Head of INED’s Surveys Department and person in charge of listing INED surveys and making them available to users answer our questions on consulting surveys and data

(Interview conducted in March 2017)

Where are INED surveys listed?

The INED Survey Catalogue, also called Catalogue Nesstar, provides on-line access to documentation on all the surveys the Institute has conducted since its founding in 1945—over 200 references on such varied topics as fertility, contraception, sexuality, migration, discrimination, gender, generations, housing, employment, and others. When, how and by whom was a given study conducted? What were its objectives? What survey and collection methods were used? INED’s Survey Department ensures that all this information is available in the catalogue, a meticulous documentation process in compliance with the DDI international standard, and one that extends in part to the databases. For example, users can consult frequency distributions for each variable, response categories, and the text of the questions that produced the data. For further information, French or foreign social science researchers and students may file an order with the Réseau Quetelet (Quetelet Network), which, after validating the request, transmits the database in question (SAS, SPSS or CSV format). 

What is the Réseau Quetelet?

INED is a founding partner of this network (now part of the PROGEDO data infrastructure), which coordinates documentation, archiving and diffusion to the scientific community of most quantitative human and social science surveys. The other founding partners of the Réseau Quetelet are the Centre de Données Socio-Politiques of Sciences Po (CDSP) and the CMH-ADISP (Centre Maurice Halbwachs-Archives de Données Issues de la Statistique Publique), in charge of making public statistics surveys and data available. Users file their database requests with the Réseau Quetelet. Now that the portal has been remodeled (2014), they can order data from different producers in a single visit, though each partner research institution is in charge of validating requests for its data. At INED, the Surveys and Polls Department handles requests. Data used for research purposes are transmitted free of charge; all commercial use of them is prohibited.

Why is it important to make INED survey data available?
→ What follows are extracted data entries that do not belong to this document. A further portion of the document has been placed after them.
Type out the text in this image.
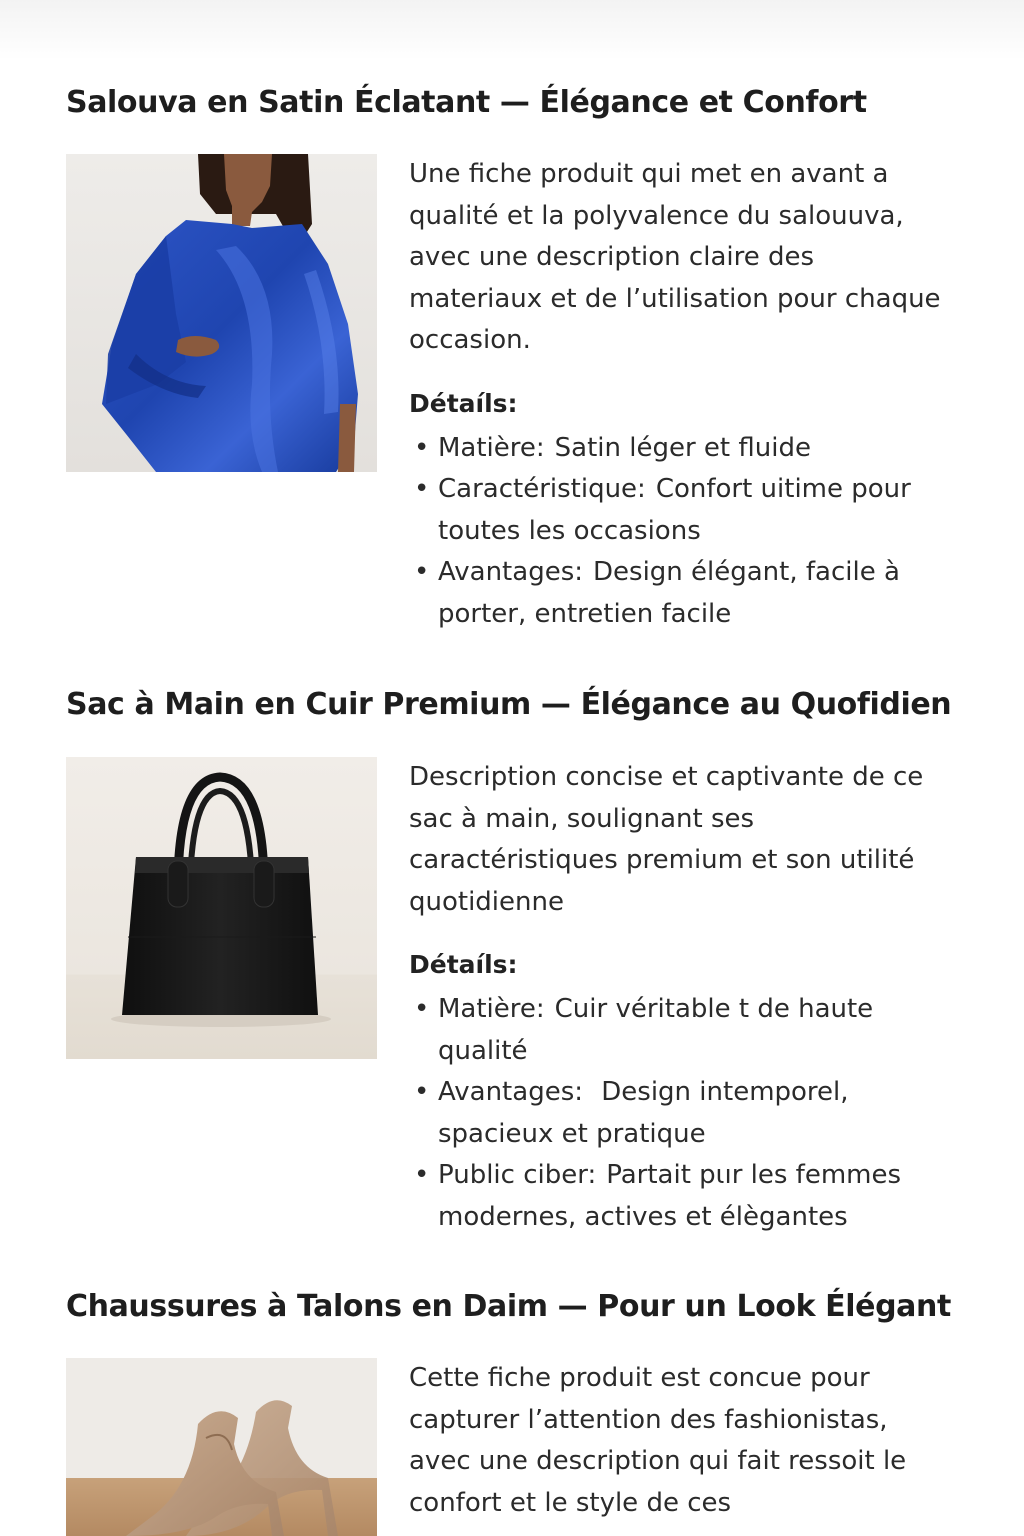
Salouva en Satin Éclatant — Élégance et Confort

Une fiche produit qui met en avant a qualité et la polyvalence du salouuva, avec une description claire des materiaux et de l’utilisation pour chaque occasion.

Détaíls:
• Matière: Satin léger et fluide
• Caractéristique: Confort uitime pour toutes les occasions
• Avantages: Design élégant, facile à porter, entretien facile
Sac à Main en Cuir Premium — Élégance au Quofidien

Description concise et captivante de ce sac à main, soulignant ses caractéristiques premium et son utilité quotidienne

Détaíls:
• Matière: Cuir véritable t de haute qualité
• Avantages: Design intemporel, spacieux et pratique
• Public ciber: Partait pιır les femmes modernes, actives et élègantes
Chaussures à Talons en Daim — Pour un Look Élégant

Cette fiche produit est concue pour capturer l’attention des fashionistas, avec une description qui fait ressoit le confort et le style de ces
All INED surveys are destined for diffusion to the scientific community (on condition that respondent anonymity is guaranteed). Data sharing is essential as it justifies the high cost of conducting the surveys: data gets reused, and the Institute’s work receives publicity and recognition. The process enables researchers to learn about and assess existing data and studies, to use them in secondary analyses, to set about collecting data on a different aspect of the given topic or to update the existing data if need be. Initial analysis of the data and findings is of course the prerogative of the survey designers; only later does the Réseau Quetelet make the material available to the scientific community at large.